Ohne Hahn keine Befruchtung – das ist die entscheidende Regel. Hennen legen Eier unabhängig davon, ob ein Hahn in der Nähe ist oder nicht. Genau wie bei Menschen entsteht ein Ei im monatlichen Zyklus. Doch damit daraus ein Küken heranwachsen kann, muss das Ei befruchtet sein. Und das geht nur mit einem Hahn.

Die Eier, die wir im Supermarkt kaufen oder auf dem Frühstückstisch liegen haben, stammen meist von rein weiblichen Hühnergruppen. Das bedeutet: Kein Hahn, keine Befruchtung, kein Embryo.
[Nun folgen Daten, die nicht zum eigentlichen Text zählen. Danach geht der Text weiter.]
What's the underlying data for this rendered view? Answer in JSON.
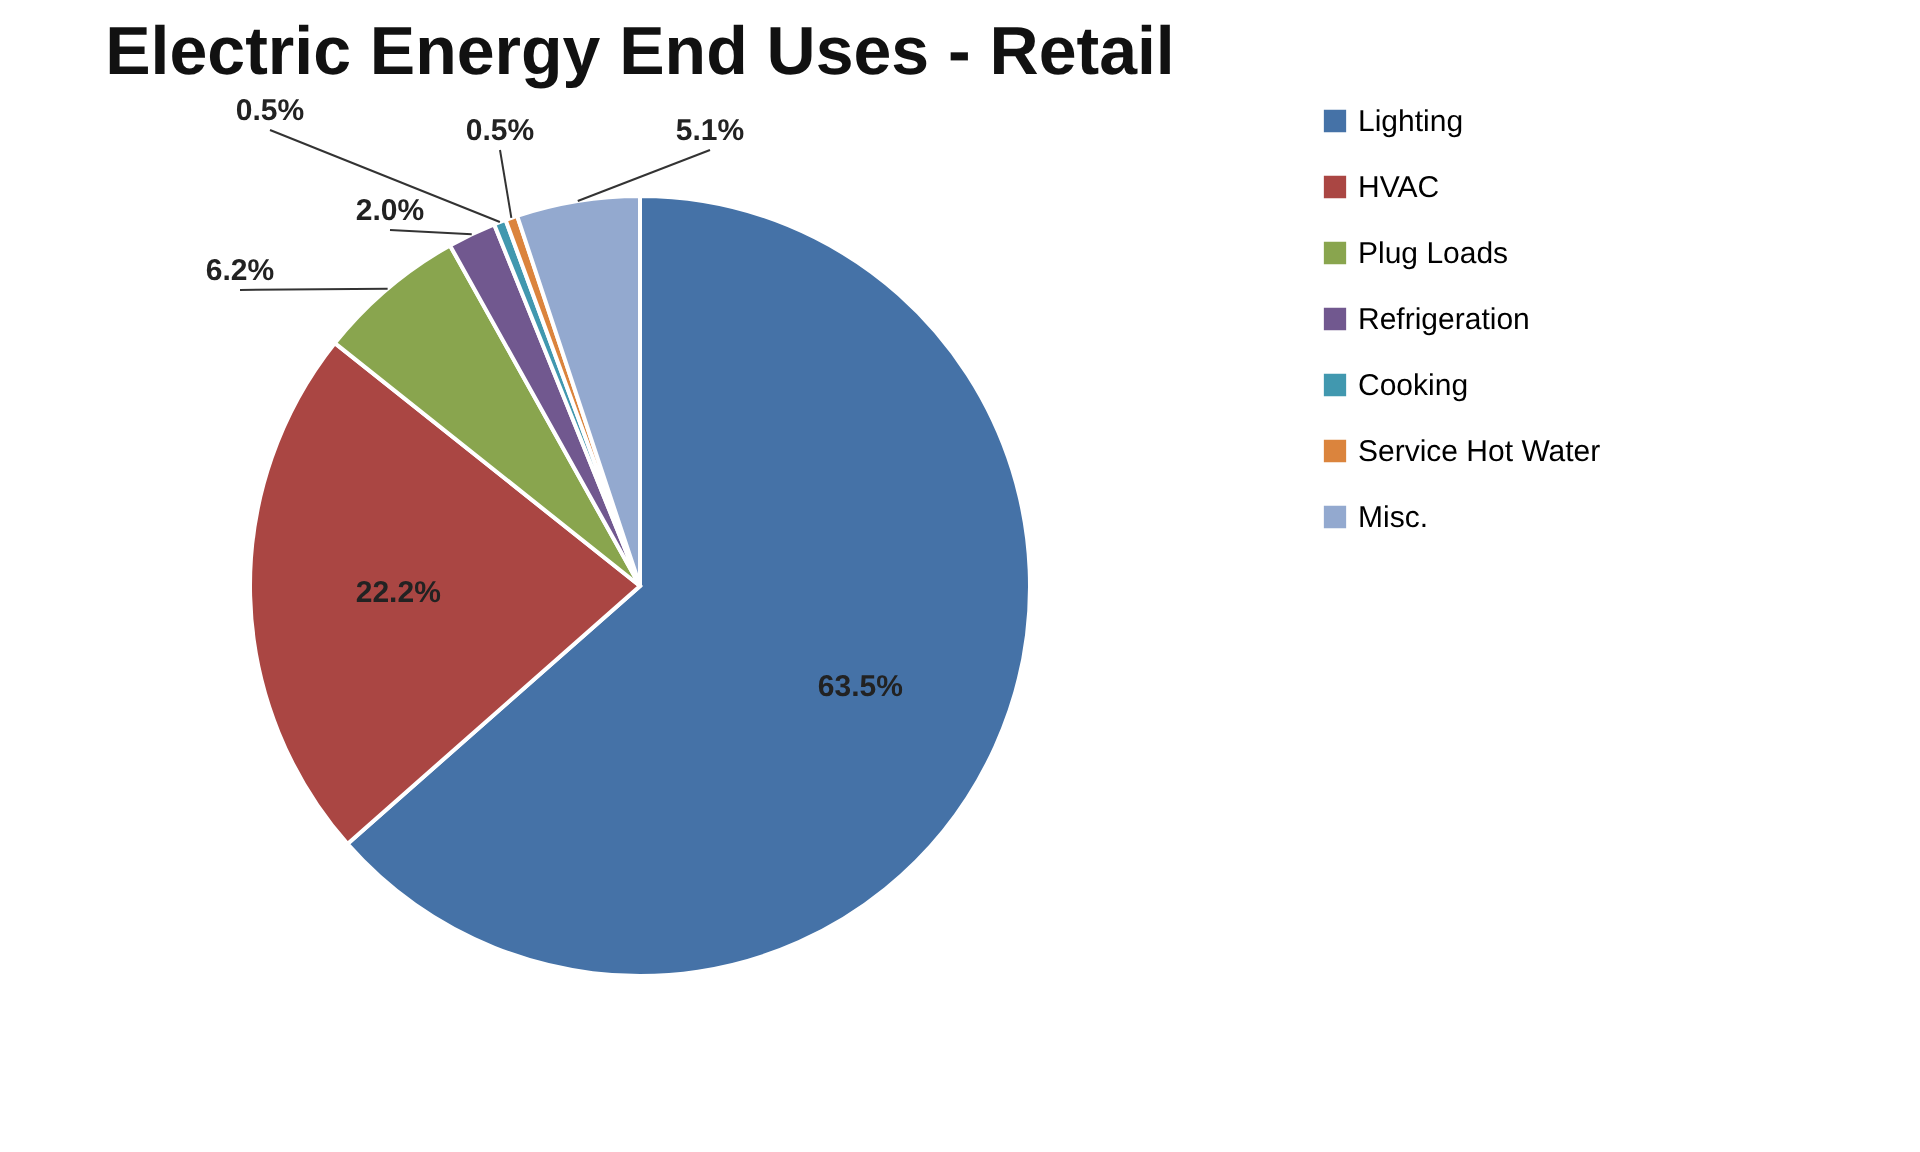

In seltenen Fällen kann man in einem Ei kleine Blutflecken entdecken – das ist aber kein Anzeichen für ein heranwachsendes Küken, sondern eine harmlose Ader, die beim Legen reißen kann.

Wirklich entstehen Küken nur, wenn Hennen und Hahn zusammenleben und die Eier anschließend bebrütet werden – entweder von der Henne selbst oder in einer Brutmaschine. Selbst dann schlägt die Entwicklung aber nicht immer an: Ein Ei muss nicht nur befruchtet sein, sondern auch unter idealen Bedingungen reifen.

Also nein – aus dem Ei auf deinem Brötchen hätte niemals ein Küken schlüpfen können. Aber das macht es nicht weniger wertvoll.